Yaptığı karışımı geniş bir tekne içinde suyla karıştırarak odun hamuru elde eden görevli, daha sonra gözenekli bir kalıbı hamurun içine daldırıp yukarıya kaldırıyor. Su gözeneklerden süzülerek aşağıya akıyor, kalıbın yüzeyinde lifli bir tabaka kalıyor. Bu tabaka kalıp üzerinden alınıp kurutulduğunda ve üzerinden el yapımı silindirlerle geçildiğinde kâğıt kullanıma hazır hale geliyor. Yani önce birbirinden ayrı ve bağımsız duran malzemeler birleştiriliyor, yoğurulup hamur halini alıyor. Odun hamuru denen bu sulu karışım bir süzgeçten süzülüyor, elek üzerinde kalan malzeme önce bekletiliyor sonra tabiri caizse bir güzel eziliyor, böylece pürüzsüzleşiyor. Bu aşamalardan sonra kaleme değer bir hale geliyor.
لتركبن طبقا عن طبقا
“(Ki siz ey insanlar) Mutlaka tabakadan tabakaya binecek (halden hale) geçeceksiniz.” (İnşikak, 84/19)
Usulsüz vusul bulunmaz, der büyüklerimiz. Usul “asıl” kelimesinin çoğuludur, yani “asıllar, kökler” manasına gelir. Kâğıt, olduğu halini alabilmek için bu aşamaların hepsine muhtaçtır. Bir usul ile birleşen çeşitli malzemeler bu aşamalar sayesinde önümüze tek bir malzeme olarak gelebilmektedir.

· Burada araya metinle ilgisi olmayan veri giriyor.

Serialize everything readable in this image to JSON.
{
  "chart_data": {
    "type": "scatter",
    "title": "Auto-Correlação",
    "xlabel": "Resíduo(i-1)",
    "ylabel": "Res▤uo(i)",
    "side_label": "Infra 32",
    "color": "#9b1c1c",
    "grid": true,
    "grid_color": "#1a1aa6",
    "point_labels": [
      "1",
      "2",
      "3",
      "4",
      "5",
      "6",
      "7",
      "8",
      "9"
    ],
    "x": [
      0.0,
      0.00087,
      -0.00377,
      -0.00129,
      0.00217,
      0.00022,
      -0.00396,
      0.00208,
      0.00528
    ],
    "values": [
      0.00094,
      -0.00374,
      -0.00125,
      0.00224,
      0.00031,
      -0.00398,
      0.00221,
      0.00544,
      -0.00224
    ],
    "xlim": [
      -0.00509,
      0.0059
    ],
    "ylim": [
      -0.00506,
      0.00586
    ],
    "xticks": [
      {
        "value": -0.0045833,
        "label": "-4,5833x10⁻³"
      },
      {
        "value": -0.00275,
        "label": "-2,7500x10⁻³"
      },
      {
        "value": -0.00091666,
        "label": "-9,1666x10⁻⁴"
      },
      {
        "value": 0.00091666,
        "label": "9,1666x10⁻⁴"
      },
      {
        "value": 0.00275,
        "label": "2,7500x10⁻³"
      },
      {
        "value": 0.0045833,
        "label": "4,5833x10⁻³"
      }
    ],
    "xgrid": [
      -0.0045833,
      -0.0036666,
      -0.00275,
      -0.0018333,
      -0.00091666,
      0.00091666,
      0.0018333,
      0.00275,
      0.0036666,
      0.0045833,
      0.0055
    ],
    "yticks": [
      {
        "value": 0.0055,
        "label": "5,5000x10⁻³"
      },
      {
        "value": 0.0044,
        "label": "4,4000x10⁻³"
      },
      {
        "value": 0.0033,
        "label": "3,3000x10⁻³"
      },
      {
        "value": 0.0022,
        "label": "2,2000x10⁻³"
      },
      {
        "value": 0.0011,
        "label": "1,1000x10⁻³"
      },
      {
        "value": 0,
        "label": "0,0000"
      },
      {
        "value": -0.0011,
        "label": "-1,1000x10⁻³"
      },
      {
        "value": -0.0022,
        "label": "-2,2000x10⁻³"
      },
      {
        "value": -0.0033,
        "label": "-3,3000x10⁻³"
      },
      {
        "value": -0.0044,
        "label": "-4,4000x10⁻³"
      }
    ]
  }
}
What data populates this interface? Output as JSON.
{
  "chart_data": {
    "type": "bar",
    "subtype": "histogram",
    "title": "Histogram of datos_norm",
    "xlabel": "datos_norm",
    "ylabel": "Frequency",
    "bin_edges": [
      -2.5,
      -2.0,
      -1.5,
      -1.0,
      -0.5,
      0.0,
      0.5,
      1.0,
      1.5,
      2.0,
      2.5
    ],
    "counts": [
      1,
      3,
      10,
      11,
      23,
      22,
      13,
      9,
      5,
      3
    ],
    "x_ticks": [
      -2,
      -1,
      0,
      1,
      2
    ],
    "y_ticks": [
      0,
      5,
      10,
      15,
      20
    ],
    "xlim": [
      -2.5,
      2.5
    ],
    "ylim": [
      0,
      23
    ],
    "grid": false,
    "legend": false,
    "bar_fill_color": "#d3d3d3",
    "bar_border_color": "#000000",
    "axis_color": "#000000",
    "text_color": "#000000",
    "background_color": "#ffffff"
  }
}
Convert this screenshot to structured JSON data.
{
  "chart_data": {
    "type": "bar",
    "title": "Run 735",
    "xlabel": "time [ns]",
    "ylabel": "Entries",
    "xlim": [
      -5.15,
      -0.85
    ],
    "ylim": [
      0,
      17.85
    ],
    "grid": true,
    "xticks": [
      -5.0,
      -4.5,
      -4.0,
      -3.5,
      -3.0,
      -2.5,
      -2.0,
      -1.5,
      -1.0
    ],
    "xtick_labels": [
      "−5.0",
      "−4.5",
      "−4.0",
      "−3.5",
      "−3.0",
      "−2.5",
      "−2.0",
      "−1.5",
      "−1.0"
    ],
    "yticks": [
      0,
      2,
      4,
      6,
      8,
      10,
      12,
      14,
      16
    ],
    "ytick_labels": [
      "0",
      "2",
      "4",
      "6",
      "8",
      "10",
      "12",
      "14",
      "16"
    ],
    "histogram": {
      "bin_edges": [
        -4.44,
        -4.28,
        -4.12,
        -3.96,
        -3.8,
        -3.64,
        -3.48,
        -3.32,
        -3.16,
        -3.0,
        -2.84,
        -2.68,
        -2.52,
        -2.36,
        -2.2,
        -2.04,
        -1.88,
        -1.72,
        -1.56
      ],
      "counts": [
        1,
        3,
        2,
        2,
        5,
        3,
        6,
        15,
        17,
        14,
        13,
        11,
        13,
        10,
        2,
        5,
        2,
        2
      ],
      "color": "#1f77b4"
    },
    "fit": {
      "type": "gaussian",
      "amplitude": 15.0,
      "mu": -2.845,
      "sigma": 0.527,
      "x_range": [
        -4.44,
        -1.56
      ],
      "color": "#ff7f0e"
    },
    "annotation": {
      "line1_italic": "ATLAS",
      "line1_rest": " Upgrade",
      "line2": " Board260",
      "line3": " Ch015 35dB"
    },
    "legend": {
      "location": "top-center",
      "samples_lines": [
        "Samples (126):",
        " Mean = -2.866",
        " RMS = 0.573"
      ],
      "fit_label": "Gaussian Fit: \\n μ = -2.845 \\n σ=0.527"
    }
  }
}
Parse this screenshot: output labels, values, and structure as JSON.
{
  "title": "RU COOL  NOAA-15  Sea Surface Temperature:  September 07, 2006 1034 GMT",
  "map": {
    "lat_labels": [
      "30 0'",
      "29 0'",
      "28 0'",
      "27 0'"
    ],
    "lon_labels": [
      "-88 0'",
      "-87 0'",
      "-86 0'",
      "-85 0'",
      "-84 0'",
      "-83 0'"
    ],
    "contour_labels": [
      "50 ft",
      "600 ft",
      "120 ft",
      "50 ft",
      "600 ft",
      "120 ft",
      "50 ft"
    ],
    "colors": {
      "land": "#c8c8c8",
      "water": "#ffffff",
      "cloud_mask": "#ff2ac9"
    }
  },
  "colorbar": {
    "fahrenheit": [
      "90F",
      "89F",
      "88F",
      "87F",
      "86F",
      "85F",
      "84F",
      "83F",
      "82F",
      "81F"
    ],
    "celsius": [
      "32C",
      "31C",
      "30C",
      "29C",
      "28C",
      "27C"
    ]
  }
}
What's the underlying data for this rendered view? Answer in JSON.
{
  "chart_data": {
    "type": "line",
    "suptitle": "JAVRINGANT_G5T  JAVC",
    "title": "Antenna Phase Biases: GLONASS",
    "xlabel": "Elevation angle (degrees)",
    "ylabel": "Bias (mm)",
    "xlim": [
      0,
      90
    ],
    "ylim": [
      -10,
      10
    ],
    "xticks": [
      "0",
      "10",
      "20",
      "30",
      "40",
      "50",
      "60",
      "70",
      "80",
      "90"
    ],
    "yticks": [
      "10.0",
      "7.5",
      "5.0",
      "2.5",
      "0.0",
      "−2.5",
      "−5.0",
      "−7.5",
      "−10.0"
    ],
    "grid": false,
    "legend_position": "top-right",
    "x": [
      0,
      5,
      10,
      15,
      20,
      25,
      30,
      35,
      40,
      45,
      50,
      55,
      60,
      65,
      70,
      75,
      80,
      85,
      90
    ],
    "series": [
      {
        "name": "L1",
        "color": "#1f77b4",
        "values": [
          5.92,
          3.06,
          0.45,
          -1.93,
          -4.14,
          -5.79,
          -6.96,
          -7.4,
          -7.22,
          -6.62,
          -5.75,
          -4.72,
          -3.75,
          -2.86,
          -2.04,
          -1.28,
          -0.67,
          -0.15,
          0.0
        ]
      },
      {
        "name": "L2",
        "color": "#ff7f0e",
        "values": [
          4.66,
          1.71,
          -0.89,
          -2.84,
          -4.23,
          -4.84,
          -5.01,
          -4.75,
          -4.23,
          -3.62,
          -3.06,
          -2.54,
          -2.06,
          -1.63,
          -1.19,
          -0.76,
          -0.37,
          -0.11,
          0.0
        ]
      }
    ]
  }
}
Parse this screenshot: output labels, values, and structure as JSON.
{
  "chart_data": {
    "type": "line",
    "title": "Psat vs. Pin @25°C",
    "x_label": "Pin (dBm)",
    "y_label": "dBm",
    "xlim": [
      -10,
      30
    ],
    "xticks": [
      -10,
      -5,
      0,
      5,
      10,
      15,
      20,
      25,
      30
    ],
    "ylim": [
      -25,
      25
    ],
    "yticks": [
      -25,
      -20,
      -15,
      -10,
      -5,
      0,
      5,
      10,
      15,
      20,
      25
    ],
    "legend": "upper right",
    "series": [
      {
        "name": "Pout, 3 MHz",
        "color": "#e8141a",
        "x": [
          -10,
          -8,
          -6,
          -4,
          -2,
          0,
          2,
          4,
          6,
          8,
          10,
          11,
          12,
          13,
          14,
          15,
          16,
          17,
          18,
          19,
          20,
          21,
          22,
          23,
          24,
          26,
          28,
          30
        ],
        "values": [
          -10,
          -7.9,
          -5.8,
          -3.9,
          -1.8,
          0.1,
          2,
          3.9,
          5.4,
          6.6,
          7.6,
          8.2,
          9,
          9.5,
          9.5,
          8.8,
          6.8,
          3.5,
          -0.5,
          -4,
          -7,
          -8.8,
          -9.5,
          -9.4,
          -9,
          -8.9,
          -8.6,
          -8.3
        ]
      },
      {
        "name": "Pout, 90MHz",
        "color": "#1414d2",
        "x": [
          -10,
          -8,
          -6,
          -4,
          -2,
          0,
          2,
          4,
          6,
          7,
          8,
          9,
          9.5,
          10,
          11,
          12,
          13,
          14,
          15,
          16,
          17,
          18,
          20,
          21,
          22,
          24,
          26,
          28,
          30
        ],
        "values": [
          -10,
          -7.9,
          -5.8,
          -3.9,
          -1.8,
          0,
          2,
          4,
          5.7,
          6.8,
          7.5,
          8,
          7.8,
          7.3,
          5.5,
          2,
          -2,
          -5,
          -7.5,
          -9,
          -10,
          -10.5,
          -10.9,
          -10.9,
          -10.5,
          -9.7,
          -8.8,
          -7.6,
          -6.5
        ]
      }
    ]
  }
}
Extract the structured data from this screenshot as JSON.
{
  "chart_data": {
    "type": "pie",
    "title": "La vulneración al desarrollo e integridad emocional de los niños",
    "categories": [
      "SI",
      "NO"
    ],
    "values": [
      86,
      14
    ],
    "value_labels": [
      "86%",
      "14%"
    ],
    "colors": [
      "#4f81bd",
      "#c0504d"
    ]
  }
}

Madem halden hale geçirileceğiz 0 halde elbet vasıta olarak kullandığımız nice nimet de halden hale geçecek bizimle birlikte.
ن و القلم و ما يسطرون
“Nun. Kaleme ve yazanların ve onunla yazdıklarına andolsun ki sen Rabbinin lütfu sayesinde asla mecnûn değilsin.”
(Kalem, 68/1-2)
Kur’an-ı Kerîm’in ilk inen sûresine “Oku!” buyruğuyla başlandığı gibi Kalem sûresinin ilk âyetinde de Allah Teâlâ tarafından yazı aracı olan kaleme ve kalem ehlinin onunla yazdıkları üzerine yemin edilmiştir. Bu durum, İslâm’ın okuma yazmaya, bilime ve yazılı kültüre verdiği önemi göstermesi açısından oldukça anlamlıdır. Özellikle Hicaz Bölgesi Araplarının ilk defa Kur’an ile birlikte yazılı kültüre geçmelerinde, başka sebepler yanında bu gibi âyetlerin teşvik edici bir role sahip olduğu söylenebilir.
El-hasıl a dostlar!
Yazana, yazdırana hamdolsun. Yolumuz kayda değer bir hoş sada üzere el-Bâkî olan Allah’a vâsıl olsun. Kâğıda ve üzerine nakşolunan nice kelama selam olsun, vesselam.